For a good chunk of my life, I suffered greatly in the friendship department. The feeling of being hopelessly abnormal started in elementary school, where, as a child with ADHD, I struggled to sit still like the other kids, feared getting called on by my teachers, nervously solved math problems on the board while everyone watched and teased, and stumbled through sports whose rules I could never quite grasp. I truly felt like I was beyond the reaches of friendship. At an early age, I was intimately familiar with intense loneliness.
I found comfort in my cherished books. If I had no one to play with, I could always lock myself away with a good book and hyperfocus on a different life through its pages. But stories, though wonderful, are no substitute for friendship.
As a parent, I struggled to fit in with other mothers. I joined local mom groups, but quickly left once I realized that I was a different kind of person than the rest. Given all of my experiences, I had no difficulty discerning by then that we wouldn’t be friends.
[Read: “My Best Friend Doesn’t ‘Tolerate’ My ADHD. She Values It.”]
What Makes a Good Friend? A Dash of Neurodivergence
Lest you pity me too much, I haven’t been devoid of friendships completely. I’ve been lucky enough to make friends whom I love deeply, and who love me. Most of these friends happen to have neurodivergent traits. Some have received a diagnosis, some have not. Either way, the way we think, converse, and go about life is the same.
At this point in my life, I can often tell right away if a person is neurodivergent, and most of the time these are the people with whom I have an instant connection. Their friendship is a joyous relief. I am free to stop masking, let my guard down, and be myself. I can be as weird as I want, and they are weird right back, and we celebrate our mutual weirdness. It is wonderful.
We have great, intense conversations about our latest hyperfixations and discoveries – my favorite type of conversations. I love sharing my new knowledge and interests with my friends just as much as the next person with ADHD.
These are friends who understand my oft-messy house, forgetfulness, or sudden need to bail when I am overstimulated and need to decompress. When I’ve missed an important appointment or misplaced my child’s birthday gift, it is so comforting to vent to people who have been there, and who understand. They tell me that it is not my fault, and that I am not the only one struggling with these things.
[Read: “The Gift of a Friend Who Requires No Explanations, No Excuses”]
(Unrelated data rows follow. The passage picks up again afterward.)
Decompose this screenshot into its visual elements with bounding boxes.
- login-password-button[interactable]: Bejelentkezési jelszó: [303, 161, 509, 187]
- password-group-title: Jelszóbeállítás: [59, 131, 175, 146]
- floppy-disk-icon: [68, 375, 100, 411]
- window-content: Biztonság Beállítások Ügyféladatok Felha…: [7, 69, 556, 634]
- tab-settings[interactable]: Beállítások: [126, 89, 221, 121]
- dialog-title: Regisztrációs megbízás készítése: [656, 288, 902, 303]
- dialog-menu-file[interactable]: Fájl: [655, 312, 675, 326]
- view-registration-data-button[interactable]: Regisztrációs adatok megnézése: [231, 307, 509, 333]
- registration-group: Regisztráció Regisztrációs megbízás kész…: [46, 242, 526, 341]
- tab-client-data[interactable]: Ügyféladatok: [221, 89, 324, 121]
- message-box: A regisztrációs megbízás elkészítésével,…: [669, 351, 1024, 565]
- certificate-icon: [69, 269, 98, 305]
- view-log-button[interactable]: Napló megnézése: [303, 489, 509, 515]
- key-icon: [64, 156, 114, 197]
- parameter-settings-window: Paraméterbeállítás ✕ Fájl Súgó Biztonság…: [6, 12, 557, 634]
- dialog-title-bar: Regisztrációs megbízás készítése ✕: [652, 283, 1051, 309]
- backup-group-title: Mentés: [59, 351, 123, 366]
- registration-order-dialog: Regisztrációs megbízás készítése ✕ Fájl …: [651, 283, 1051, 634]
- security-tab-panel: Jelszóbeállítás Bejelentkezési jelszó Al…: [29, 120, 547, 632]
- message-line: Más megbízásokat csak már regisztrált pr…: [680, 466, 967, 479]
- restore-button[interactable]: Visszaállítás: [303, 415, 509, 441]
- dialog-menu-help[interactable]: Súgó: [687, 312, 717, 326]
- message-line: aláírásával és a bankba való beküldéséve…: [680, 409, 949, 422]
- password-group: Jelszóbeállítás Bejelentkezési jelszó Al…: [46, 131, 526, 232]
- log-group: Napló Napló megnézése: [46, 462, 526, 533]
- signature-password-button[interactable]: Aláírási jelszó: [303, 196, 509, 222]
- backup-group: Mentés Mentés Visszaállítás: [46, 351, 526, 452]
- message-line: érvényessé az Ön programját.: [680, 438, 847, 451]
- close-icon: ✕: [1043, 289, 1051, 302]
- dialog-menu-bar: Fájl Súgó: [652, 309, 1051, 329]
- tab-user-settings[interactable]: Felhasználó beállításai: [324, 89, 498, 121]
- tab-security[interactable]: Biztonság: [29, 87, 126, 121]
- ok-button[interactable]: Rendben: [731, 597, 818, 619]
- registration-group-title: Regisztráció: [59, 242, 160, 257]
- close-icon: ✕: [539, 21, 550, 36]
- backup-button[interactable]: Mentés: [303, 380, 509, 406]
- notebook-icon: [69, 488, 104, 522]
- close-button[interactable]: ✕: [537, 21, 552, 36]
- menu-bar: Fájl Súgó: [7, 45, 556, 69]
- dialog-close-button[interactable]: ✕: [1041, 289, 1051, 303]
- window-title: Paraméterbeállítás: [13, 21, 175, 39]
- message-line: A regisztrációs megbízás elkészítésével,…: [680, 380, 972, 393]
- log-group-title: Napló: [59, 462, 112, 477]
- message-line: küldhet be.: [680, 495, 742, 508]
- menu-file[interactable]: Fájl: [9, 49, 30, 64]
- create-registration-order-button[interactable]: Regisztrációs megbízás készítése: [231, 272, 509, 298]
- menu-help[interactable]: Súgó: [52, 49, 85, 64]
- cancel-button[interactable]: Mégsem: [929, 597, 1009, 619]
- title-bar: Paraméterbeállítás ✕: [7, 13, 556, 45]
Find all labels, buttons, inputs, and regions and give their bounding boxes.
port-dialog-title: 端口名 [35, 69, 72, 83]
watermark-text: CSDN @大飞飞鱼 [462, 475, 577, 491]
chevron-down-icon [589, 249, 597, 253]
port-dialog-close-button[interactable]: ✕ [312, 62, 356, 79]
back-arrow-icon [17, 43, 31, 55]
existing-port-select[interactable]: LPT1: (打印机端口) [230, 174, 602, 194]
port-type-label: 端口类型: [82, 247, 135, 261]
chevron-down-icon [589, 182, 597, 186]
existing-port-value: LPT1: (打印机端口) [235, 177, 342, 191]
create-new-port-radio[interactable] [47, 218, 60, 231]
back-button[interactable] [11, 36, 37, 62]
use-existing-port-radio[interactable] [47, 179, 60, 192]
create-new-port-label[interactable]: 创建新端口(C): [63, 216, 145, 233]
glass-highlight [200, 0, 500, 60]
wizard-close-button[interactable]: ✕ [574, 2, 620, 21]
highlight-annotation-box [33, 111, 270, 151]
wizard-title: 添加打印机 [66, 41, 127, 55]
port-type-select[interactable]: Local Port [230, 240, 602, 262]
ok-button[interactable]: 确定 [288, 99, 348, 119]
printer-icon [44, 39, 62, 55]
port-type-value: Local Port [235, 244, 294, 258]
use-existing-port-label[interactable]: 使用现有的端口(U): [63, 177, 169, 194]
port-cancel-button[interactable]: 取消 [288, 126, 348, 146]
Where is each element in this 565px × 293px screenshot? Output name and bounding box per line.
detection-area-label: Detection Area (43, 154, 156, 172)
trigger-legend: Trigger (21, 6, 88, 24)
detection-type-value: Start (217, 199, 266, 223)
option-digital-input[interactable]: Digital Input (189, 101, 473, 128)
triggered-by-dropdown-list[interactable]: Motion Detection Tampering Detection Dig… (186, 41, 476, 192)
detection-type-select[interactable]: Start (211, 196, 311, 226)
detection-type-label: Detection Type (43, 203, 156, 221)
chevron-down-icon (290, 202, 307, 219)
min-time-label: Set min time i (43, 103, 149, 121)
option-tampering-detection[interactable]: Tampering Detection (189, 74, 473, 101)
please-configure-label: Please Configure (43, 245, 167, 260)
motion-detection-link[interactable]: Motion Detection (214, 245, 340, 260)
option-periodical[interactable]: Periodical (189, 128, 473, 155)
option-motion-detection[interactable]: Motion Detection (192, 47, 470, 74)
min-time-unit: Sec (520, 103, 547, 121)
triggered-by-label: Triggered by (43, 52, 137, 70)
True Friendship, Found in Neurodivergence
How do I describe the pure bliss of finally meeting people who will sing along to the song playing in the grocery store, make up funny lyrics for it, and dance in the checkout line because it’s the only way to pass the time? It’s like finally being able to say, “Yes, I’m different – and that’s okay!”
I am approaching my 40s, and I’m not sure I have a single friend who is neurotypical. It’s not an intentional omission. It just so happens that most of the people I click with are neurodivergent. How lucky for me.